Apropos Annäherung: Die politische Situation zwischen Russland und Europa ist derzeit wieder einmal ziemlich angespannt – denken Sie darüber nach, wenn Sie in Westeuropa und Deutschland konzertieren?

(schweigt lange und atmet tief durch): Vor einer Aufführung… (grübelt angestrengt nach)… steht immer eine Vorbereitung für das Konzert – und wenn man sich dann in das Werk vertieft, denkt man an nichts anderes mehr. Ein Musiker im Konzert gleicht einem Priester in der Kirche: Wie dort das Wort ist hier die Musik etwas, das uns seelisch bereichern kann – daneben ist kein Platz für andere Gedanken.

Im Konzert zweifellos nicht, doch jenseits des Auftritts dürfte Ihnen die politisch angespannte Situation kaum entgehen, oder?

(sehr langes Schweigen): Wissen Sie, mein Terminkalender sieht im Jahr 140 Konzerte vor – das ist sehr viel… und… aber… ich will nicht… die Musik und die mit ihr verbundenen Dinge füllen mein Leben vollständig aus.

Sollten Musiker auch zu politischen Themen Stellung beziehen? Valery Gergiev oder auch Gidon Kremer äußern ja durchaus ihre Meinung zur Politik Putins.

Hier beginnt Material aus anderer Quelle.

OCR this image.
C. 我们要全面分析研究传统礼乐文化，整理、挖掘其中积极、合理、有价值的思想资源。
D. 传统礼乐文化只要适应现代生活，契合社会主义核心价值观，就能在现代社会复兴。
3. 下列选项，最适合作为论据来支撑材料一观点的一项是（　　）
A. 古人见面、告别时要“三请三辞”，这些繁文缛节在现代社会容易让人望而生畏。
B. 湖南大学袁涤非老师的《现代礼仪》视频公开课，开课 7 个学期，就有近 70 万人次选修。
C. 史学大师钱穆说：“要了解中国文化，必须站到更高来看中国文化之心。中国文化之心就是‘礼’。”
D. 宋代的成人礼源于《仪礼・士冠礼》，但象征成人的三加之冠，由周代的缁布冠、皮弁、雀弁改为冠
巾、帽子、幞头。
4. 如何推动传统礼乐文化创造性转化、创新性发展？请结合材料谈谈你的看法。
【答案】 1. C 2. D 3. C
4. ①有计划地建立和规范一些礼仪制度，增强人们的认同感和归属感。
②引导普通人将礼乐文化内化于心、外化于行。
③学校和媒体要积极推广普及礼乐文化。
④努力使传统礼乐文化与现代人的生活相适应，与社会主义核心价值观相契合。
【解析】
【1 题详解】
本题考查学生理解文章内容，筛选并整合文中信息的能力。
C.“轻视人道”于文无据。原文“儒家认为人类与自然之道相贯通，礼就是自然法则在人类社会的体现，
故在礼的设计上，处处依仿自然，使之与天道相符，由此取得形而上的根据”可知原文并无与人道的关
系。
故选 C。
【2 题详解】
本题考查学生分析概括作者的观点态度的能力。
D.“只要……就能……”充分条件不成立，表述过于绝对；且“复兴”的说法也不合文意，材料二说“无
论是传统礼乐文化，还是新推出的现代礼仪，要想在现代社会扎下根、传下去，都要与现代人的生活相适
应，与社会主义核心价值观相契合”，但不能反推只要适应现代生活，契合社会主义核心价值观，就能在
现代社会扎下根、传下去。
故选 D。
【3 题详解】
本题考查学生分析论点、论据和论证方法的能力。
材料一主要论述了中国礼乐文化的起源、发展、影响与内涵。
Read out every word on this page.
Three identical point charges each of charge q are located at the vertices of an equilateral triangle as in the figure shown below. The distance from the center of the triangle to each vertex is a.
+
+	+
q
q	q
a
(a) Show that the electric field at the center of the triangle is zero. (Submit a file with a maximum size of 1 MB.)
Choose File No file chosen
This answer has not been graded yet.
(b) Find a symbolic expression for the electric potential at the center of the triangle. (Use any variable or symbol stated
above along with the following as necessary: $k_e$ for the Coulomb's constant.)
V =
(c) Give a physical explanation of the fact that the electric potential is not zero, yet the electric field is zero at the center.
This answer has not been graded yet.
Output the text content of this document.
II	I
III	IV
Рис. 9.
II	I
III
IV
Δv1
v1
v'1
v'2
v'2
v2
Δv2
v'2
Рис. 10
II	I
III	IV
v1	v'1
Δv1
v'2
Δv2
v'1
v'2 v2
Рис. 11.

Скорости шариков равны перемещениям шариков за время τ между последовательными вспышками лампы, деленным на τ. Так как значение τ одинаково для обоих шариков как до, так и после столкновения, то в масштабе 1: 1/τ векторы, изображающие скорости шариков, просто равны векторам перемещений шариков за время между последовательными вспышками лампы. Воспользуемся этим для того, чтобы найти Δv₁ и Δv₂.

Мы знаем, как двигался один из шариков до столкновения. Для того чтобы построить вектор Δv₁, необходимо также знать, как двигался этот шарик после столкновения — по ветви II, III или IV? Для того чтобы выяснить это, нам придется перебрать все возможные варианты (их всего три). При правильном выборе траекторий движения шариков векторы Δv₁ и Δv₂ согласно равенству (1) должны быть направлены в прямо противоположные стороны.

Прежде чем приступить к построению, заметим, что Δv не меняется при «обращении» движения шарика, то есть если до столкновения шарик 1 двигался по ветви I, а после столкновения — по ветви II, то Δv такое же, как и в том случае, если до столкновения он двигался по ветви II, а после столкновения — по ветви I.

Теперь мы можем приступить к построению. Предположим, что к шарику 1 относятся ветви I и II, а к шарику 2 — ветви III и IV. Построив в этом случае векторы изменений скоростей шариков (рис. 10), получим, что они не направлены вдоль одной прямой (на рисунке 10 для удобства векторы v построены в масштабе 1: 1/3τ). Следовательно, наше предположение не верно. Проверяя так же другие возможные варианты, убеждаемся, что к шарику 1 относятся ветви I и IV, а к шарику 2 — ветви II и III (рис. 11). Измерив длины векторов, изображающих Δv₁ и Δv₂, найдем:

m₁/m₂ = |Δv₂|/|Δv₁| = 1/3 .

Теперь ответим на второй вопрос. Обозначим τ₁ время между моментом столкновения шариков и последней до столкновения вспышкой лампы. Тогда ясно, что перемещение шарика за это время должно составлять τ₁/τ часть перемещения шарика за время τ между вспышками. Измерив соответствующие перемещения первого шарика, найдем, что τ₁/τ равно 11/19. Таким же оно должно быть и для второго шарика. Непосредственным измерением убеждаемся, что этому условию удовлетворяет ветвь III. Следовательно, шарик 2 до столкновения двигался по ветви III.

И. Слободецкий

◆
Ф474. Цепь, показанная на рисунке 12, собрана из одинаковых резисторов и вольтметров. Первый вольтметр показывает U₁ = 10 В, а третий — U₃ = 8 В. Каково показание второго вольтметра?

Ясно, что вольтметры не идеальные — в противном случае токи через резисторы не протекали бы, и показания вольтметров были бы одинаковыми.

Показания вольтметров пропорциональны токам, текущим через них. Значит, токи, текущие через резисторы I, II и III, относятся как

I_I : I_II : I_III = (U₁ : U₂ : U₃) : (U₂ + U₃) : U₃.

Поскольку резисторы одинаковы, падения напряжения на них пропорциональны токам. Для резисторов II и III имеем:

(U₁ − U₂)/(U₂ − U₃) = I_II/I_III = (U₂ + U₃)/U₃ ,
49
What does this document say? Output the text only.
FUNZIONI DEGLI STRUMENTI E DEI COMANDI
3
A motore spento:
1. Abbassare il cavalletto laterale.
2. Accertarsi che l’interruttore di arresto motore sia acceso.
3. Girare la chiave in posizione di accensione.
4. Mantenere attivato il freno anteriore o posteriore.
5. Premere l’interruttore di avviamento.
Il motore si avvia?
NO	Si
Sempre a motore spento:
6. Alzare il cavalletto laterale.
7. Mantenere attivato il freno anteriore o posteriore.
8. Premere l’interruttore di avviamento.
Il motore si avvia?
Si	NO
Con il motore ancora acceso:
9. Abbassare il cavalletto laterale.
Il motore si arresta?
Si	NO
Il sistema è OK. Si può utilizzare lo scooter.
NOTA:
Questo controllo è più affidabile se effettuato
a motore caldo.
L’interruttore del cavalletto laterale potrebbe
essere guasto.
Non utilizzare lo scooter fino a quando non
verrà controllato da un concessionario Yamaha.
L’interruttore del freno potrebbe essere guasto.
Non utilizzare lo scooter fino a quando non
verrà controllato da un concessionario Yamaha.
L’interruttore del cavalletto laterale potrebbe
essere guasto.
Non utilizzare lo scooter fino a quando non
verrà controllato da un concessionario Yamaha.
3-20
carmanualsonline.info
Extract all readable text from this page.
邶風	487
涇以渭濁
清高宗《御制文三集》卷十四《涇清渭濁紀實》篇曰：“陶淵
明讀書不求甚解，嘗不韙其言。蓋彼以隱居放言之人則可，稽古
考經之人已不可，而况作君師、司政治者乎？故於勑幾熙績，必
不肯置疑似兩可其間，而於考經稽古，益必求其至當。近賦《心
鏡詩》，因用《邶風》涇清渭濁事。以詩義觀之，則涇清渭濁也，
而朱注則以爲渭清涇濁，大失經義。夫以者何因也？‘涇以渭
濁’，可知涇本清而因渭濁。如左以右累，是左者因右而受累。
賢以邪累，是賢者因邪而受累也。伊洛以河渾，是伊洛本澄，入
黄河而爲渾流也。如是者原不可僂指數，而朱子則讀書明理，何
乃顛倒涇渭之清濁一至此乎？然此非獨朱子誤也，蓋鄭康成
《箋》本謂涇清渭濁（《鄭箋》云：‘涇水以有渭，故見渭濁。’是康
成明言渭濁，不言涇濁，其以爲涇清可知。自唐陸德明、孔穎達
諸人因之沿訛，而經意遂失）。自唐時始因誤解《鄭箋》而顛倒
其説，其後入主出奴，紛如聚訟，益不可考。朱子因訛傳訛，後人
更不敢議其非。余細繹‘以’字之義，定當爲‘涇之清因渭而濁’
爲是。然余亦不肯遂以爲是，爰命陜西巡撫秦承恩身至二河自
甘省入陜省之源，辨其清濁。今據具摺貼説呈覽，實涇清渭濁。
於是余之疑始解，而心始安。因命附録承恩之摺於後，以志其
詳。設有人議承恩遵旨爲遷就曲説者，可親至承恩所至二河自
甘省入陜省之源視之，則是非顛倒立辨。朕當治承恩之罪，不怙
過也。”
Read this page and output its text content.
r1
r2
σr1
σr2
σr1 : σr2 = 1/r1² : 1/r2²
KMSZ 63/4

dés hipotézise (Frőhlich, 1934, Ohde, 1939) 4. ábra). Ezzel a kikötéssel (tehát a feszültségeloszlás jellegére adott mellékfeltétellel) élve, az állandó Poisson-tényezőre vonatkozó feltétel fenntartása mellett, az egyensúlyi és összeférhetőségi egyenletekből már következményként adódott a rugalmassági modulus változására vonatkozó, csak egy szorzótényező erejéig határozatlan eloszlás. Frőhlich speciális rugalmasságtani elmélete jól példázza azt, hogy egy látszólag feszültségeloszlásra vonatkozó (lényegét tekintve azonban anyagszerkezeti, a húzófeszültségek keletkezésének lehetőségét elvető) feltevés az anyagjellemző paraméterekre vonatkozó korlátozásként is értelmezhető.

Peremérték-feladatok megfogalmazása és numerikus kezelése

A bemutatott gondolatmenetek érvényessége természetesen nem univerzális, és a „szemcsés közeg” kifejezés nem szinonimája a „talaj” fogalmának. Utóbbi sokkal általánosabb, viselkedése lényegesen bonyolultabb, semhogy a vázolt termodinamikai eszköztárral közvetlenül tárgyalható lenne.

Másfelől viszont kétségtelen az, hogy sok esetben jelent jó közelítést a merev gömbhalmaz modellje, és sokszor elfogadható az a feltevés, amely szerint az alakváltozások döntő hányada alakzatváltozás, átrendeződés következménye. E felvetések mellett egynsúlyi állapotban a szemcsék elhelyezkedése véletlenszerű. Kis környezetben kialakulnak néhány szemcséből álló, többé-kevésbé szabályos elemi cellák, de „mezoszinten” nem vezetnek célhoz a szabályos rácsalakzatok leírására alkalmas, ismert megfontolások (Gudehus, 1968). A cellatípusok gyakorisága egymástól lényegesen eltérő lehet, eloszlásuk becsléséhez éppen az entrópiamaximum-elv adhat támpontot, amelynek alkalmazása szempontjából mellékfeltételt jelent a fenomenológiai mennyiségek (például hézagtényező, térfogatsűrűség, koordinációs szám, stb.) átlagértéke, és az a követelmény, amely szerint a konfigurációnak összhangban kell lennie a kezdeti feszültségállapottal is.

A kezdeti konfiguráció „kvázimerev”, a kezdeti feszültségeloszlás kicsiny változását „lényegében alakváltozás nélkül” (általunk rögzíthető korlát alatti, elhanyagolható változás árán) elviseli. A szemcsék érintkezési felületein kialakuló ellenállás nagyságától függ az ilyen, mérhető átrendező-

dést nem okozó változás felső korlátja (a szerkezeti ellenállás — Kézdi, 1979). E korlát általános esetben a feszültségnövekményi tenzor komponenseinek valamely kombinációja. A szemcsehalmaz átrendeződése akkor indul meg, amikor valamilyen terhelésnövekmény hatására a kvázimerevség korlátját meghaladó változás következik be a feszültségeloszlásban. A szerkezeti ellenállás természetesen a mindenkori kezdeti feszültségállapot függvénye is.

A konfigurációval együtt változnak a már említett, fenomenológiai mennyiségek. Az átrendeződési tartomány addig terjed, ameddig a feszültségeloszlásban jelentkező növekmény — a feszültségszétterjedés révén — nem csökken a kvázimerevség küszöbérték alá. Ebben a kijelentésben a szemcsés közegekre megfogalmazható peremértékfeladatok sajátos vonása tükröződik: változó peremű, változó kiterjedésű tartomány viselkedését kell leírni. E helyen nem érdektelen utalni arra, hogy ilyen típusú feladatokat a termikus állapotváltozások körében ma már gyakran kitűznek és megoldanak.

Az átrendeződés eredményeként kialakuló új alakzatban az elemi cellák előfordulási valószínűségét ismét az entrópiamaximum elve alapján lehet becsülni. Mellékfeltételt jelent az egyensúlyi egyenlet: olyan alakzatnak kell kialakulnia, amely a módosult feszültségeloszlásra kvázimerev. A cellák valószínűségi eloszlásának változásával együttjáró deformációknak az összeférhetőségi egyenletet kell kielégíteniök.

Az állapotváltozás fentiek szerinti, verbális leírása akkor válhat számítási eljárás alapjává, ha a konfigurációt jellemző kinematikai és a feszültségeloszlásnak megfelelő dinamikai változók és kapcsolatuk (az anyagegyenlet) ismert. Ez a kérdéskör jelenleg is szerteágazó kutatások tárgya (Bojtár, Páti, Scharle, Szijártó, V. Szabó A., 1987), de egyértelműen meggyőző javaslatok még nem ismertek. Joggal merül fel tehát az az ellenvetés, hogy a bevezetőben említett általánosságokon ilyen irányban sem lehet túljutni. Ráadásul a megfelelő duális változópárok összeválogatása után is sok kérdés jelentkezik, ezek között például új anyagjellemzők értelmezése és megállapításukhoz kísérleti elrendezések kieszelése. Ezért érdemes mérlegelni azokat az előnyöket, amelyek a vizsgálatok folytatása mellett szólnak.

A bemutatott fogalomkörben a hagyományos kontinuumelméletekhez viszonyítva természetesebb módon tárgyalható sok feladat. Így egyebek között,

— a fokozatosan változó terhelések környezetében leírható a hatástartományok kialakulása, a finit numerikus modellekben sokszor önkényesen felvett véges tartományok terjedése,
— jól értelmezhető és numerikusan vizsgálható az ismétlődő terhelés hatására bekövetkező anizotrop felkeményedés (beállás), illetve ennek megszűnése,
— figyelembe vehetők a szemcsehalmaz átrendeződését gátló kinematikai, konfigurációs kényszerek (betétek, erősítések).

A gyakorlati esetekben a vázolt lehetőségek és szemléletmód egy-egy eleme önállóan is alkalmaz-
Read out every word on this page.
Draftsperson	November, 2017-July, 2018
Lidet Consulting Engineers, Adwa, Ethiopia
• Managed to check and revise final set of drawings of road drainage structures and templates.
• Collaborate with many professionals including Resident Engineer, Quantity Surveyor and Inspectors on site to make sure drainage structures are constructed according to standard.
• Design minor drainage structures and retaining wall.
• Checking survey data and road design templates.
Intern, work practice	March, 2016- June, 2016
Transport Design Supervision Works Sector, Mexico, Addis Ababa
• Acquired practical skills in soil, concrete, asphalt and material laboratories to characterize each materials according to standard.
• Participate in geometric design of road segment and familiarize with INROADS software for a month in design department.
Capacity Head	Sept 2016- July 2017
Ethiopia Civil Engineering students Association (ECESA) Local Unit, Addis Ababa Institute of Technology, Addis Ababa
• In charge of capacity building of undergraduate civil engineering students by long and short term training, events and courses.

(grübelt): … Nun, aufgrund meines dicht gefüllten Terminkalenders bin ich nicht imstande, die Geschehnisse in Russland so gut zu verfolgen, dass ich dazu eine angemessene Meinung äußern könnte. Wobei: Angemessen ist nicht das richtige Wort, besser sollte ich vielleicht sagen: eine sachkundige Meinung. Ich schaffe es einfach nicht, die Ereignisse intensiv und umfassend genug zu verfolgen, um darüber ein sachkundiges Urteil fällen zu können.